PROFESSIONAL DEVELOPMENT
Northwood students graduate with a superior business education that gives them a foundation of understanding free markets, entrepreneurial endeavors, personal responsibility, and ethical behavior. And, NU students also graduate with the ability to effectively communicate their ideas, beliefs, and experiences in an effort to promote success in their own lives and in the lives of others. Through workshops and campus-life programming, students hone networking, interviewing and résumé writing skills putting them one more step ahead in a competitive job market.
EXPERIENTIAL LEARNING
One hallmark of the Northwood education is hands-on, experiential learning. Many of our academic programs enhance classroom learning with large-scale, active learning student-run projects. These events allow our students to apply what they learn in the classroom to real situations.
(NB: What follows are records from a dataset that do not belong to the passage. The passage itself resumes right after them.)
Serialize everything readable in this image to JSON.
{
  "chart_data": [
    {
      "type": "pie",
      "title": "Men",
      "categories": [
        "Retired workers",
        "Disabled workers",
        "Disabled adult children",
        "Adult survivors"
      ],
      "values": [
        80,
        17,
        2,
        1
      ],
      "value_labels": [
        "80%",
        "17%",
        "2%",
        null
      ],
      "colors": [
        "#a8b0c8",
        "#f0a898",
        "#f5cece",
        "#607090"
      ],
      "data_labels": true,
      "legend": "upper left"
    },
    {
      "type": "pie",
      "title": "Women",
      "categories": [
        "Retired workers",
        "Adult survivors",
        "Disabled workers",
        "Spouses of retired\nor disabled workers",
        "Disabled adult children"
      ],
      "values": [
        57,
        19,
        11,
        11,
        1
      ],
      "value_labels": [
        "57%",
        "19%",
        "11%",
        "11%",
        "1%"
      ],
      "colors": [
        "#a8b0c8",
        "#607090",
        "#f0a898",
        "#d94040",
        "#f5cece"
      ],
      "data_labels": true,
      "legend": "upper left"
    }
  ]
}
ENTERPRISE/ENTREPRENEURIAL ORIENTATION
Many Northwood alumni earn their livelihoods in enterprises they own in whole or in part. While we offer a program in Entrepreneurship, our entire curriculum is focused on enterprise models and entrepreneurial achievements. Enterprise is a key tenet of our Mission, and we believe entrepreneurship is the essential element of our free market economy.
COMPETITIVE ADVANTAGE
While our student-athletes are competing on the athletic fields as part of the NCAA Division II Great Lakes Intercollegiate Athletic Conference (GLIAC); many of our students also compete in academic arenas. Our national champion Mock Trial team has bested teams from Harvard, Georgetown, and Stanford while our Competitive Speech team, American Marketing Association, BPA, DECA, and American Advertising Federation student chapters regularly place in regional and national competitions.